With various politicians and actors being forced to admit egregious behaviour, we thought we’d make a confession of our own: we think Morrissey is over-rated. Back in the day, we loved The Smiths, especially Johnny Marr’s guitar, but came to think that Morrisey was not a barbed wit in the style of Oscar Wilde but a rather bitter man being mean, and hiding it under the guise of being witty.
Subsequent events have proved us at least half correct: while Johnny Marr is more beloved than the late Queen Mother, gawd bless ‘em both, Morrissey has turned into (as someone recently put it) “Bobby Davro doing Morrissey on Stars In Their Eyes”. We saw Marr, Rourke and Joyce do a Smiths set at a Manchester v Cancer show and were quite happy at Morrissey’s absence.
That’s not to say this album is not their best and does not have some fine moments, as fine as were ever committed to vinyl.

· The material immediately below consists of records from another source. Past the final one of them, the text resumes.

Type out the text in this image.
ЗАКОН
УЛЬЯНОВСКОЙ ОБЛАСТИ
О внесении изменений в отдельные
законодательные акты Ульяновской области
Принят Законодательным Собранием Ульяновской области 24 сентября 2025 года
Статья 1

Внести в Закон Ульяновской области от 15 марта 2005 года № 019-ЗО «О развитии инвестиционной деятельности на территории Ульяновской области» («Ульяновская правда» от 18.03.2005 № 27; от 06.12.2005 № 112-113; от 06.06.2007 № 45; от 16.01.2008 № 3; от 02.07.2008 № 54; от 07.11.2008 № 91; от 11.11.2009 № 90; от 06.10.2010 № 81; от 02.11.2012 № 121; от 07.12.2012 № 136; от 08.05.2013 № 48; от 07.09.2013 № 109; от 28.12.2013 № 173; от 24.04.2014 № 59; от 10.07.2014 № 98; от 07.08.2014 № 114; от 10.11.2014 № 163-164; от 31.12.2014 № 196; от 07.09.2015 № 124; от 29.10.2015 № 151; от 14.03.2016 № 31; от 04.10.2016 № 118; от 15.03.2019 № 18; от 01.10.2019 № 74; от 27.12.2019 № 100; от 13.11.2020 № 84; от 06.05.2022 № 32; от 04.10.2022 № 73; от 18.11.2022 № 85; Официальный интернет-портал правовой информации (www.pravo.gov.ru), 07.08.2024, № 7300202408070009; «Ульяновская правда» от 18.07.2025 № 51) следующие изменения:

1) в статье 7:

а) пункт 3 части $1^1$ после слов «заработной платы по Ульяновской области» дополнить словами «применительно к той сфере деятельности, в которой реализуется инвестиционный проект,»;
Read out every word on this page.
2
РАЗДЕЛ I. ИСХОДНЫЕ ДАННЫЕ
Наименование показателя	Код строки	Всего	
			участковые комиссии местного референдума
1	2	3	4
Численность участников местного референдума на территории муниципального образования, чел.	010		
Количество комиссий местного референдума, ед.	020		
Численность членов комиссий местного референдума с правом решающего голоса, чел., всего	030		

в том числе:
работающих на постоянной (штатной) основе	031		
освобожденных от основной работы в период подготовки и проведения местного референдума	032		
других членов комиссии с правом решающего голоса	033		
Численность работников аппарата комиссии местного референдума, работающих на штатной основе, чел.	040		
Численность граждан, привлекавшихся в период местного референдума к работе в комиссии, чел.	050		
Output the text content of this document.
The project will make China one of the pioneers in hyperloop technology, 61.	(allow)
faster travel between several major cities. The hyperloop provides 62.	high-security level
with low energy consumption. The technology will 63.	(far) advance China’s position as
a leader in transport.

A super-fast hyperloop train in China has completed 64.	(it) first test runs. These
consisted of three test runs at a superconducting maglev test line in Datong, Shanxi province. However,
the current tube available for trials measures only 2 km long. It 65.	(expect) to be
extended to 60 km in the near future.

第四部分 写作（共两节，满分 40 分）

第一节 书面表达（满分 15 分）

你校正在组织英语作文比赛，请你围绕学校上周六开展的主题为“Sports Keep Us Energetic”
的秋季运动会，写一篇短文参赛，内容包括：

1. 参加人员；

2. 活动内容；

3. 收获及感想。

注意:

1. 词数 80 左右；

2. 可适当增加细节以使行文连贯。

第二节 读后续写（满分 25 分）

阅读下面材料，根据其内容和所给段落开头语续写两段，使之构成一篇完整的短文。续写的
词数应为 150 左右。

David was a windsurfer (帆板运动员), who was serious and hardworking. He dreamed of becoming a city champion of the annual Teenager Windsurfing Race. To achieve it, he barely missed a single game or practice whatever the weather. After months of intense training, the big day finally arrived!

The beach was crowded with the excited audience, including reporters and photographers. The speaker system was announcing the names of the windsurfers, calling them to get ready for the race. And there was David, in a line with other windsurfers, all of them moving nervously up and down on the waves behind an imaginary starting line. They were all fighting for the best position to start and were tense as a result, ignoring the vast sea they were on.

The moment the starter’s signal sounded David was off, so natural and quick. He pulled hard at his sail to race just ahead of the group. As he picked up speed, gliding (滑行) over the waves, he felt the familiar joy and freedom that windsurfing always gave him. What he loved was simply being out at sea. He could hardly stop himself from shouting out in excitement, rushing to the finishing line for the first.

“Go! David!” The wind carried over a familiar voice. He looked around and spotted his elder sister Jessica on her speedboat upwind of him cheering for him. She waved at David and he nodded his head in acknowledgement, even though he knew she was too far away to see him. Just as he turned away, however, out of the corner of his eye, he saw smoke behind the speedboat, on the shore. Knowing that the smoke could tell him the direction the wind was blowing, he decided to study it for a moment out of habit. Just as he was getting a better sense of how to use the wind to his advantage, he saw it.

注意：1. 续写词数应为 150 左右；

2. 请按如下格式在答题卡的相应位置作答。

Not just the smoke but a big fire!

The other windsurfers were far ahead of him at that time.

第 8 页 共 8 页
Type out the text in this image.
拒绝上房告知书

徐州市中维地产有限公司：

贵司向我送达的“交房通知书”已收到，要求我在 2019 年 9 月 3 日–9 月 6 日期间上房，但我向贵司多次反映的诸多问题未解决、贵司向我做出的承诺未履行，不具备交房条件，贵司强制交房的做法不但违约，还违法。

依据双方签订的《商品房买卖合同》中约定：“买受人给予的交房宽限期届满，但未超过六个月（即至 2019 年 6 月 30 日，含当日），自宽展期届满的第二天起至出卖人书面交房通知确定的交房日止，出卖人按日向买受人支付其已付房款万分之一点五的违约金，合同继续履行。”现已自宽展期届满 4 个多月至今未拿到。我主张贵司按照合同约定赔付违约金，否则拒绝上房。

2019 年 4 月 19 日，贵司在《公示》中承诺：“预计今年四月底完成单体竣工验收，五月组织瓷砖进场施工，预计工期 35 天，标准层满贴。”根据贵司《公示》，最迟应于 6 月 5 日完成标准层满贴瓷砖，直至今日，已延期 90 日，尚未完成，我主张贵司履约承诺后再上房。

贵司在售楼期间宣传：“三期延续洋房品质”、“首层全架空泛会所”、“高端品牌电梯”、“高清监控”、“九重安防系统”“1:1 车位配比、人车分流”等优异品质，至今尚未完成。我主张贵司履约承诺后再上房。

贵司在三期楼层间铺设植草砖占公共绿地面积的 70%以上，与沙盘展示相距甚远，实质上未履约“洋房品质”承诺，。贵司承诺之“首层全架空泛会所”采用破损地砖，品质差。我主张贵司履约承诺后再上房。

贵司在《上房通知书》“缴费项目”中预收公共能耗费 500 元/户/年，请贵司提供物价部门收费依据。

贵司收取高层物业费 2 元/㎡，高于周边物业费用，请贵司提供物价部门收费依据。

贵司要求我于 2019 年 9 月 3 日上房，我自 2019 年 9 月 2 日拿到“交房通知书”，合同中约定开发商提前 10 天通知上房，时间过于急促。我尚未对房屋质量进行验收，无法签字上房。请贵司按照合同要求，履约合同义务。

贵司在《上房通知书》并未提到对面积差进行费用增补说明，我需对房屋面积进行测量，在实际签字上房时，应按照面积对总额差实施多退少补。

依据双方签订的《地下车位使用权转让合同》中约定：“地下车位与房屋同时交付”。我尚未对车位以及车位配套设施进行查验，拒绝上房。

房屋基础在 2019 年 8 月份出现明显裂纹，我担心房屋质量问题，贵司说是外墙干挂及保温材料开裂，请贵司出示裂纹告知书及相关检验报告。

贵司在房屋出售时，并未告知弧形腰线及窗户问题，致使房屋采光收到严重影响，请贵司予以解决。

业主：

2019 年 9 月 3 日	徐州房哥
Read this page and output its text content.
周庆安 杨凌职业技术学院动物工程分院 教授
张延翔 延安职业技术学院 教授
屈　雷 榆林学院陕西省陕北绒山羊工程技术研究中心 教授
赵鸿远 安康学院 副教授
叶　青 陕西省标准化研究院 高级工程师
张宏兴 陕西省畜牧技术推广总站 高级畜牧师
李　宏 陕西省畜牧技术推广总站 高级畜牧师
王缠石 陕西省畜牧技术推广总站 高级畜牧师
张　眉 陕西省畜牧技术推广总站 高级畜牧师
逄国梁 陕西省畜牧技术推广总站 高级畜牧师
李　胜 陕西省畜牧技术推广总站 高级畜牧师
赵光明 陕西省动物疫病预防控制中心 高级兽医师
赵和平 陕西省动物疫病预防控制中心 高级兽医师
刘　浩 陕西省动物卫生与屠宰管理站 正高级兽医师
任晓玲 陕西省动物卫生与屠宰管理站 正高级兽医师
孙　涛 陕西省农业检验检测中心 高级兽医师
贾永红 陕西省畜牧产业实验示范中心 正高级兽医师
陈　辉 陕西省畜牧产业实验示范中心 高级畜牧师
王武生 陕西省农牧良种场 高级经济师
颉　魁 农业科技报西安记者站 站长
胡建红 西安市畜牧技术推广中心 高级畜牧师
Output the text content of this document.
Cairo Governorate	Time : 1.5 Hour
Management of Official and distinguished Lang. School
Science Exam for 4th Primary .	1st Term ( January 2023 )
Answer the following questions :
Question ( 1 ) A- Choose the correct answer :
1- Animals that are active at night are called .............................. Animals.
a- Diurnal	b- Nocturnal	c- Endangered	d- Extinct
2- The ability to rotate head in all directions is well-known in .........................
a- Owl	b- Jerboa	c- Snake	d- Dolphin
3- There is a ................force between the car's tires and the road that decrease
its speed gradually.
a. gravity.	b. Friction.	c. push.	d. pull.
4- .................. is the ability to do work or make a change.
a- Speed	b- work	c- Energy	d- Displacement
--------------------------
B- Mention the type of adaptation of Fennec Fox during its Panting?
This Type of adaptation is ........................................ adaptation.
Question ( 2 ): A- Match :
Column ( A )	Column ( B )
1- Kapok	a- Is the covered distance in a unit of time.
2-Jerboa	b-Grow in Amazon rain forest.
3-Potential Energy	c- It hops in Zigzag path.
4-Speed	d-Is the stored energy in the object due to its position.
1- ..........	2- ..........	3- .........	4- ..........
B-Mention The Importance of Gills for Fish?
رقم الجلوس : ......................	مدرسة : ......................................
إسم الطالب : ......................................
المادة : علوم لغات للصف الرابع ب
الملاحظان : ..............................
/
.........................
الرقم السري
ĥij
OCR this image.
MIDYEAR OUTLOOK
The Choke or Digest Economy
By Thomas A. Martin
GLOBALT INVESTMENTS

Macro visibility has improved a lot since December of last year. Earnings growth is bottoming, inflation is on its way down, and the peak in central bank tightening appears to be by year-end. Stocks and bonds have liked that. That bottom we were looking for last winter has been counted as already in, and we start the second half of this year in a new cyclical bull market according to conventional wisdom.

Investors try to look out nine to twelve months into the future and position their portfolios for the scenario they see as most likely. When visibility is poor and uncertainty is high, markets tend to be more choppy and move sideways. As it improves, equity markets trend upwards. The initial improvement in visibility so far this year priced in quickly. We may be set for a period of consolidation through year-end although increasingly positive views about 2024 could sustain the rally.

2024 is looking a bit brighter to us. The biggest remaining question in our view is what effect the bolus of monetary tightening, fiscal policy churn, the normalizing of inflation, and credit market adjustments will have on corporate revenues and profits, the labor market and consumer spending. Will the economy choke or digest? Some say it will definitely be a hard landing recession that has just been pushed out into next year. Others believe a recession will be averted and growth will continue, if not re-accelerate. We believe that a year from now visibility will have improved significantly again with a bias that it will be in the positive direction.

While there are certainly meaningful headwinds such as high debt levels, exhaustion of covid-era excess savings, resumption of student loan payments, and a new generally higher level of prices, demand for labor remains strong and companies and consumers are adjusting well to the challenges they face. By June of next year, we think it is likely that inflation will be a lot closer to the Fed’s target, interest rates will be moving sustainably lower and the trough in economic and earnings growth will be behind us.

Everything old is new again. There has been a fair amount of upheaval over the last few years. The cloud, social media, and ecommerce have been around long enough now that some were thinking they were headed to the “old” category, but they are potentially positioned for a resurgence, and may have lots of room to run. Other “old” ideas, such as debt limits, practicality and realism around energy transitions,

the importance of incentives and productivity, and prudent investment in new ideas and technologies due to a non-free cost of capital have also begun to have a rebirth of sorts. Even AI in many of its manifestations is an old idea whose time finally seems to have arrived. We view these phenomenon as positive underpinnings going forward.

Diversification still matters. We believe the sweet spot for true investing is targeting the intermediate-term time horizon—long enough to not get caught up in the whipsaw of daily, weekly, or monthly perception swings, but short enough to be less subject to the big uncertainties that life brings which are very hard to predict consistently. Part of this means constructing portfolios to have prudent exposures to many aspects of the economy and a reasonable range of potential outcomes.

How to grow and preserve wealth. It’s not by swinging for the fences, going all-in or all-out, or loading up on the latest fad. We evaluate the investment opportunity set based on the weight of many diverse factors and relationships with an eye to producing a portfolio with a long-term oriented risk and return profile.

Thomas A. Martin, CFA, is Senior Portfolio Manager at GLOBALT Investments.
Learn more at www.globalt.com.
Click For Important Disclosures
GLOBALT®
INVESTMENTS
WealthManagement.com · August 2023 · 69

Bigmouth Strikes Again is fantastic, as is There Is A Light That Never Goes Out. (We once knew a Smiths fan who was outraged — and we mean outraged — that someone covered There Is A Light. We tend to agree with Scroobius Pip: The Smiths are just a band).
Whether he’s mean or not, Morrissey certainly has a facility with language, and the lyrics, presented here with no song titles, flow and use language better than anyone else, intelligence combined with music hall wit.
Obviously, the band that once wrote “The Church who’ll snatch your money” are now happily selling this as a box set for £30, with no Mp3 download, no notes from Mozzer or Marr and no photos of the band, though there are some demos and a recording of a live show in Boston. “I’d rather be famous than righteous”, maybe.
However: Christmas is coming, and families of Smiths fans will think a nice box set in handsome packaging the perfect gift.